AI-assisted engineers are burning out, is this fine?
- The Reality of AI Burnout: AI-assisted software engineering delivers high-speed productivity on paper, but it introduces a hidden cost of cognitive overload, fatigue, and a new form of "AI burnout."
- The Productivity Trap: AI tools compress highly intense cognitive workflows (prompting, reviewing, and debugging) into shorter periods. Instead of working less, engineers fill saved time with more tasks, replacing rewarding creative work with exhausting oversight.
- Loss of Craft and Fulfillment: The traditional cycle of planning and writing code is highly satisfying. AI bypasses this tactile process, turning engineers into supervisors of code they didn't write, which dramatically diminishes feelings of ownership, pride, and achievement.
- Erase of System Intuition: Delegating codebase comprehension to AI agents leads to "cognitive debt." Engineers stop holding the architecture and edge cases in their heads, losing the deep intuition required to spot bugs or design flaws early.
- Review Bottlenecks: AI dramatically increases code output, but human capacity to review that code remains unchanged. Senior engineers absorb a disproportionate amount of risk and cognitive load trying to clean up thousands of lines of mediocre, AI-generated code.

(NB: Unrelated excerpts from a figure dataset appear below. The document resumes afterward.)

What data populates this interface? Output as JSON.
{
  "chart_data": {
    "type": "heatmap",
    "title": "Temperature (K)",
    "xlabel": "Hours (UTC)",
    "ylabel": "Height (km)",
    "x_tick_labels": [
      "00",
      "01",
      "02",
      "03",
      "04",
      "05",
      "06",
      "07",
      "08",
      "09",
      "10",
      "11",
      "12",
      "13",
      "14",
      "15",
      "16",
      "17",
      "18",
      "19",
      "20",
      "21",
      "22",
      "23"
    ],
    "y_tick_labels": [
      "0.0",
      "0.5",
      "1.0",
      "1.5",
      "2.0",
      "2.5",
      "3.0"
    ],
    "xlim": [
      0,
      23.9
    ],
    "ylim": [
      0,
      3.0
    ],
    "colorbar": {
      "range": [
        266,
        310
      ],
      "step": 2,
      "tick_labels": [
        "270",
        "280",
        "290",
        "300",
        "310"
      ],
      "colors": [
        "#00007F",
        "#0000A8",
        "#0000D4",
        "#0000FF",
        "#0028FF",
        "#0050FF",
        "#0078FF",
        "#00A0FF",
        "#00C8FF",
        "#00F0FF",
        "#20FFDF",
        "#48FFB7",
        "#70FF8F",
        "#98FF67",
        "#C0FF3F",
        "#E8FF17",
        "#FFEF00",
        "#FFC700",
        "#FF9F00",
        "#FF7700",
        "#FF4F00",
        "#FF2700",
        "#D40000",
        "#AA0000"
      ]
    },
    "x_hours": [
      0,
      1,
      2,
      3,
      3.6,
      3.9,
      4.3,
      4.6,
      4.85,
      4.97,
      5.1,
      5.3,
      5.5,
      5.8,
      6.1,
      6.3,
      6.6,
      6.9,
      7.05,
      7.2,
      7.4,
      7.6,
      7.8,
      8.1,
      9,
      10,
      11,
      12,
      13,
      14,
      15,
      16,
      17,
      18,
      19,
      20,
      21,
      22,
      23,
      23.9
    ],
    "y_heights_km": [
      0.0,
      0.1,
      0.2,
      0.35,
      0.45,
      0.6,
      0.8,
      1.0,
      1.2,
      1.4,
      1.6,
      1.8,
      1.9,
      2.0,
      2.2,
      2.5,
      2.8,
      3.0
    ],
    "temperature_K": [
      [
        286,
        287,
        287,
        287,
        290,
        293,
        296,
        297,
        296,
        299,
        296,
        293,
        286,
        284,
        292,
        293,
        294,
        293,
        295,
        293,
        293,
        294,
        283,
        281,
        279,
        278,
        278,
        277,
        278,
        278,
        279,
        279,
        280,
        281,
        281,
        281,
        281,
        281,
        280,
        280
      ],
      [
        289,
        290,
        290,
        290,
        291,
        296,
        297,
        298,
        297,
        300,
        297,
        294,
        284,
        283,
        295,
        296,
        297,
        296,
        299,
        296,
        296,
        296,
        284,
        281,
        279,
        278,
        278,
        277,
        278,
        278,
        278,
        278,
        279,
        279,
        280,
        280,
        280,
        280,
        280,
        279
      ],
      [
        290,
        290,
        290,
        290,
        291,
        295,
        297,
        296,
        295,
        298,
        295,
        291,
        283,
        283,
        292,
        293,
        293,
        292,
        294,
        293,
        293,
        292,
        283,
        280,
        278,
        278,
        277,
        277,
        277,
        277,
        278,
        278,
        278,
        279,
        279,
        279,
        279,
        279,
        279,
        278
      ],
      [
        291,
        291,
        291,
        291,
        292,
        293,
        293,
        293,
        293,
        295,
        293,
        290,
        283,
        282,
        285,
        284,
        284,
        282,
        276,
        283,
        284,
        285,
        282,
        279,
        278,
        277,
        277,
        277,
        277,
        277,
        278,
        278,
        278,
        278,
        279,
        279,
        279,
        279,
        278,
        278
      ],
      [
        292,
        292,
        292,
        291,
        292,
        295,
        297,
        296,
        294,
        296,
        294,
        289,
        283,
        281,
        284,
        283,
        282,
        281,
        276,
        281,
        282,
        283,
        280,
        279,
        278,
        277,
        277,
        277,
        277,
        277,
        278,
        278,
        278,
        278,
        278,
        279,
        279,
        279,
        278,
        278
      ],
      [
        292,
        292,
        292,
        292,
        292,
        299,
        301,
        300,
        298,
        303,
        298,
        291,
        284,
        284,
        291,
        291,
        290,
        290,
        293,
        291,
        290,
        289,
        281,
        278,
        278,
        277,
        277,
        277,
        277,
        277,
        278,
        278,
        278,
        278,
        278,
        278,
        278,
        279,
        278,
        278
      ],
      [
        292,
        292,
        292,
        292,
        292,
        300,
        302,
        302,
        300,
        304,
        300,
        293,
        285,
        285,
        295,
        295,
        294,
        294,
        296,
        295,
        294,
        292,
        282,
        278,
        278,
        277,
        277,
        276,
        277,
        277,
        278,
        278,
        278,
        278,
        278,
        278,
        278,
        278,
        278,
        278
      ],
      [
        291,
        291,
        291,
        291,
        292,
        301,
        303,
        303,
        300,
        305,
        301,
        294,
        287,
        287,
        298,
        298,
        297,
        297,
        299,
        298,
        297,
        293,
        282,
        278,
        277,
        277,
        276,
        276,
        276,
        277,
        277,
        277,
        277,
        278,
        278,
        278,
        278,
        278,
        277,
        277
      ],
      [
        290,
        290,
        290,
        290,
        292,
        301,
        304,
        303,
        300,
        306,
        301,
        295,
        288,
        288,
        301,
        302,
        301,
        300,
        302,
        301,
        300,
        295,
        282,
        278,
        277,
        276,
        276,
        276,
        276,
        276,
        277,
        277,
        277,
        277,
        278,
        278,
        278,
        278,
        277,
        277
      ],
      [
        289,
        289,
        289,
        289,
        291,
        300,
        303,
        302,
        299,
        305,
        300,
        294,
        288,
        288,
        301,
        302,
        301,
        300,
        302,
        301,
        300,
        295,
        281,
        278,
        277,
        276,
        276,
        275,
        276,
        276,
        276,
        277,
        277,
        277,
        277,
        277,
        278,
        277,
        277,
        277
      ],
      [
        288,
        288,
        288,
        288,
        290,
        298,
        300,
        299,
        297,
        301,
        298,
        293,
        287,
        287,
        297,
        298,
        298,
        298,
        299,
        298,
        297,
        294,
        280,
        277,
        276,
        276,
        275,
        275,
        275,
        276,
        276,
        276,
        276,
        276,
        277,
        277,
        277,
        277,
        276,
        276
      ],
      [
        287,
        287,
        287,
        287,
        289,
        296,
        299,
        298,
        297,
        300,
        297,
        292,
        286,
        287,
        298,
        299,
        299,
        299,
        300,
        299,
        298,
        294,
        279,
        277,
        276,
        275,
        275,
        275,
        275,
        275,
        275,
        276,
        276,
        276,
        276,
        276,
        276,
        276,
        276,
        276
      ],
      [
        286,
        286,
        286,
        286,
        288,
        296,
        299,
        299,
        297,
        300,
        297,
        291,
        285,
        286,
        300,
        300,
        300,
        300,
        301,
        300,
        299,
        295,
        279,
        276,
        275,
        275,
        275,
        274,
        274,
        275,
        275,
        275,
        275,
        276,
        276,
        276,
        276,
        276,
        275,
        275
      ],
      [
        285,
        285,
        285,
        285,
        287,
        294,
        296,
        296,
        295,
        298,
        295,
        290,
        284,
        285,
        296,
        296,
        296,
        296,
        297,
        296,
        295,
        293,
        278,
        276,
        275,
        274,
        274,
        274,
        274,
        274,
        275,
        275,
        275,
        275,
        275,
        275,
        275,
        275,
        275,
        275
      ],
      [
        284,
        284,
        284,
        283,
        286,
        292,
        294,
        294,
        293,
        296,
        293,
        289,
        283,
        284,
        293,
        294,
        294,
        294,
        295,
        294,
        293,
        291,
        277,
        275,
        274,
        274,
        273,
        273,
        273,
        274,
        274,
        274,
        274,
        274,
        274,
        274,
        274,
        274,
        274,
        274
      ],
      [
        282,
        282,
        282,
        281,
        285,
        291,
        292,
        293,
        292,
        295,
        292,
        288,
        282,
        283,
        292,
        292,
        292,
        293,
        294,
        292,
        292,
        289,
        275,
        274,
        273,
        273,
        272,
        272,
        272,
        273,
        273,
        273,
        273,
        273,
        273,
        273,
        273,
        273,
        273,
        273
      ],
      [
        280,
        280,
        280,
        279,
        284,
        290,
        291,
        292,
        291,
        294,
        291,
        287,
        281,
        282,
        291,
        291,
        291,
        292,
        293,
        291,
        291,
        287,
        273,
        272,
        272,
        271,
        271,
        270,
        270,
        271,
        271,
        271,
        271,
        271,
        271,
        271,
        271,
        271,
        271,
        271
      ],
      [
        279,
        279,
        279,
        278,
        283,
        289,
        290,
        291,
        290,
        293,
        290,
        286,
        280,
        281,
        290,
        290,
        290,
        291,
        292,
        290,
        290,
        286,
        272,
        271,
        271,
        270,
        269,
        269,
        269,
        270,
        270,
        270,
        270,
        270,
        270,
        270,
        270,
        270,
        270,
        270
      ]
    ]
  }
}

- Practical Solutions to Reclaim Balance:
- Acknowledge Wins: Keep a win-log, track hours, and demo results to restore a sense of personal achievement.
- Rethink AI Workflows: Focus heavily on the "planning" phase, decompose large tasks, and avoid jumping straight from one AI-heavy task to another.
- Preserve the Craft: Protect specific hours or passion projects for manual coding without AI intervention.
- Set Boundaries: Enforce strict work hours, take deliberate breaks to counter continuous cognitive demands, and stop once daily goals are met.